I have never liked this phrase. I think it’s something we tell ourselves to feel better when we are annoyed at someone incessantly copying us. Or, even worse, something others tell us when they blatantly reproduce something we did first.

In business, we all have that company that drives us crazy. The “competitor” that never seems to have an original idea. They copy our content, ideas, website etc. without remorse or shame.

Same goes for that person who buys the same car, clothes or waits to see what we are doing before making their own decisions.

We might tell ourselves we’re flattered, but we really aren’t. We are annoyed.

The consolation, however, is that people or companies who are happy to just imitate or copy others generally aren’t very successful in the long run. As they aren’t focused on originality or innovation, they typically commit themselves to a path of mediocrity.

Great people and companies look to innovate, stand out and bring new ideas to the fore – especially within their market. They are passionate about learning and take inspiration, not imitation, from many different places.  They focus on themselves and on what they can control. They are leaders, not followers.

As a father, I can already see the difference emerging between the kids who are happy to be imitators and those who have the courage to ignore what others are doing; those who are confident enough to forge their own path. Learning to blend in and not rock the boat is playing the short game, not the long one.

One thing that history has taught us is that simply being first does not guarantee success. More often, pioneers pave the way for settlers who have greater success. They’re able to sit back, analyze mistakes. In business, this often manifests in coming to market with a better offering. Different from being a copycat or imitator, these individuals pay attention to a developing market and then innovate at the right time.

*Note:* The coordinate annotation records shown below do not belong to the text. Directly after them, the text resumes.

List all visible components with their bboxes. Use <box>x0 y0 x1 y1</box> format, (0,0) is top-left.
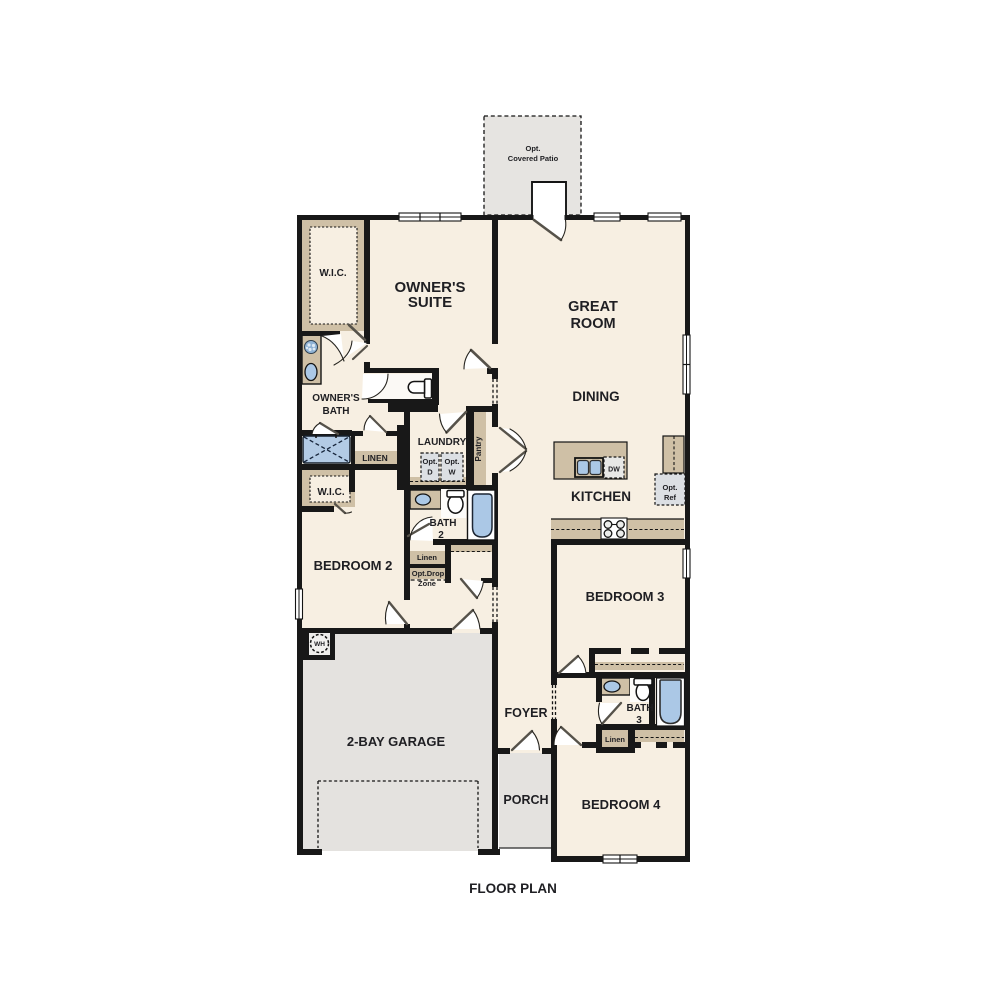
svg-text:LAUNDRY: LAUNDRY <box>418 437 467 448</box>
svg-text:Pantry: Pantry <box>474 436 483 461</box>
svg-text:Covered Patio: Covered Patio <box>508 154 559 163</box>
svg-text:BATH: BATH <box>322 406 349 417</box>
svg-text:GREAT: GREAT <box>568 299 618 315</box>
svg-text:DINING: DINING <box>572 389 619 404</box>
svg-text:Opt.: Opt. <box>663 483 678 492</box>
svg-text:BATH: BATH <box>429 518 456 529</box>
svg-text:Opt.Drop: Opt.Drop <box>412 569 445 578</box>
svg-text:2-BAY GARAGE: 2-BAY GARAGE <box>347 734 446 749</box>
svg-text:DW: DW <box>608 467 620 474</box>
svg-text:WH: WH <box>314 641 325 648</box>
svg-text:Opt.: Opt. <box>526 144 541 153</box>
svg-text:BEDROOM 3: BEDROOM 3 <box>586 589 665 604</box>
svg-text:W: W <box>448 468 456 477</box>
svg-text:ROOM: ROOM <box>570 316 615 332</box>
svg-text:Opt.: Opt. <box>445 457 460 466</box>
svg-text:W.I.C.: W.I.C. <box>319 268 346 279</box>
svg-text:3: 3 <box>636 715 642 726</box>
svg-text:SUITE: SUITE <box>408 294 452 311</box>
svg-text:OWNER'S: OWNER'S <box>312 393 360 404</box>
svg-text:Ref: Ref <box>664 493 677 502</box>
svg-text:FOYER: FOYER <box>504 706 547 720</box>
svg-text:Linen: Linen <box>417 553 437 562</box>
svg-text:Zone: Zone <box>418 579 436 588</box>
svg-text:KITCHEN: KITCHEN <box>571 489 631 504</box>
svg-text:LINEN: LINEN <box>362 453 388 463</box>
svg-text:2: 2 <box>438 530 444 541</box>
svg-text:BEDROOM 4: BEDROOM 4 <box>582 797 662 812</box>
svg-text:BEDROOM 2: BEDROOM 2 <box>314 558 393 573</box>
svg-text:PORCH: PORCH <box>503 793 548 807</box>
svg-text:BATH: BATH <box>626 703 653 714</box>
svg-text:D: D <box>427 468 433 477</box>
svg-text:Opt.: Opt. <box>423 457 438 466</box>
svg-text:Linen: Linen <box>605 735 625 744</box>
svg-text:FLOOR PLAN: FLOOR PLAN <box>469 881 557 896</box>
svg-text:W.I.C.: W.I.C. <box>317 487 344 498</box>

For instance, Apple did not have the first MP3 player or smartphone. Facebook was not the first social network. Tesla did not invent the electric car and Google was not the first search engine.

The next time you see that pesky competitor copying your company, take solace in the fact that those who are focused on imitation aren’t very likely to innovate. Instead of wasting your energy in frustration, relish in the fact they are likely complacent in a state of mediocrity.

At the same time, never assume that just because you were first, that you are guaranteed success. Someone can always do better. Resting on your laurels is just as dangerous, if not more, than resigning yourself or your company to being an imitator.

Quote of the Week

“The imitator dooms himself to hopeless mediocrity.”